Sivashankari Selvarajan, Shanmughavel Piramanayagam
Department of Bioinformatics, Kongunadu arts and science college, Coimbatore - 641029, India.
Bioinformation. 2006 Dec 29;1(8):335-8. doi: 10.6026/97320630001335.
The complete human genome sequences in the public database provide ways to understand the blue print of life. As of June 29, 2006, 27 archaeal, 326 bacterial and 21 eukaryotes is complete genomes are available and the sequencing for 316 bacterial, 24 archaeal, 126 eukaryotic genomes are in progress. The traditional biochemical/molecular experiments can assign accurate functions for genes in these genomes. However, the process is time-consuming and costly. Despite several efforts, only 50-60 % of genes have been annotated in most completely sequenced genomes. Automated genome sequence analysis and annotation may provide ways to understand genomes. Thus, determination of protein function is one of the challenging problems of the post-genome era. This demands bioinformatics to predict functions of un-annotated protein sequences by developing efficient tools. Here, we discuss some of the recent and popular approaches developed in Bioinformatics to predict functions for hypothetical proteins.

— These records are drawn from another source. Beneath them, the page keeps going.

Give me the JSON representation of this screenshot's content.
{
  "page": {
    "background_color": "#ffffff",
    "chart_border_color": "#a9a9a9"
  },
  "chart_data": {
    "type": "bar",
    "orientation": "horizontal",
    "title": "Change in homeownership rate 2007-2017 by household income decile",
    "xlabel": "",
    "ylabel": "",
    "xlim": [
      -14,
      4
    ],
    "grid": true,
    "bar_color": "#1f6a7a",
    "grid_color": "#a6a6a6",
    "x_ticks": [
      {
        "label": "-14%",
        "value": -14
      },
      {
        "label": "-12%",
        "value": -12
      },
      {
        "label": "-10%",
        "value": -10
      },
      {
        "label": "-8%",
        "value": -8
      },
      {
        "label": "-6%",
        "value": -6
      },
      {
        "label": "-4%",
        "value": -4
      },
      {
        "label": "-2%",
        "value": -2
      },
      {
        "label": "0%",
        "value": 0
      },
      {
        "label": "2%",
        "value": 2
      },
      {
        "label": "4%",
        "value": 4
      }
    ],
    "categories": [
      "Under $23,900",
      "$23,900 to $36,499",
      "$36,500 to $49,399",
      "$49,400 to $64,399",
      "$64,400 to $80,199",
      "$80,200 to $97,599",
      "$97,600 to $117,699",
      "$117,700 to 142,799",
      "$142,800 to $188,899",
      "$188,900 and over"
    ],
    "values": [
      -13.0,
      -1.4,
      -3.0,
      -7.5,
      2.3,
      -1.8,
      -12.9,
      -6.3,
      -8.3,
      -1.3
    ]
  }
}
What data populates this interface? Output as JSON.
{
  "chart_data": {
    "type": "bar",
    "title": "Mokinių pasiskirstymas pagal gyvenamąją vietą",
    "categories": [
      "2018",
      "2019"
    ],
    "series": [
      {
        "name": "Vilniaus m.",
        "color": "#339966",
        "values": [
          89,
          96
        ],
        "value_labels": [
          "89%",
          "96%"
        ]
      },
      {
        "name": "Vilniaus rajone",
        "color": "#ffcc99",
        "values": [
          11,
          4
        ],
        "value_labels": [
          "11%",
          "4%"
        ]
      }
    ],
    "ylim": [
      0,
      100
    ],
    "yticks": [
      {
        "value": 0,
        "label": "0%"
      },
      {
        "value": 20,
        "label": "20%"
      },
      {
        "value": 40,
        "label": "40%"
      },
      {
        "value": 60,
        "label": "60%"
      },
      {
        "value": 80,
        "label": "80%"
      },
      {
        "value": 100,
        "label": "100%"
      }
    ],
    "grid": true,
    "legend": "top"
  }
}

公共数据库中的完整人类基因组序列提供了理解生命蓝图的途径。截至2006年6月29日,已有27个古细菌、326个细菌和21个真核生物的完整基因组可供使用,另有316个细菌、24个古细菌、126个真核生物基因组的测序工作正在进行。传统的生化/分子实验能够为这些基因组中的基因确定准确的功能。然而,这个过程既耗时又昂贵。尽管已经做了很多努力,但在大多数已完全测序的基因组中,只有50%至60%的基因得到了注释。自动化的基因组序列分析和注释可能为理解基因组提供途径。因此,确定蛋白质功能是后基因组时代具有挑战性的问题之一。这就需要生物信息学通过开发高效工具来预测未注释蛋白质序列的功能。在这里,我们讨论一些生物信息学中最近开发的、流行的预测假设蛋白质功能的方法。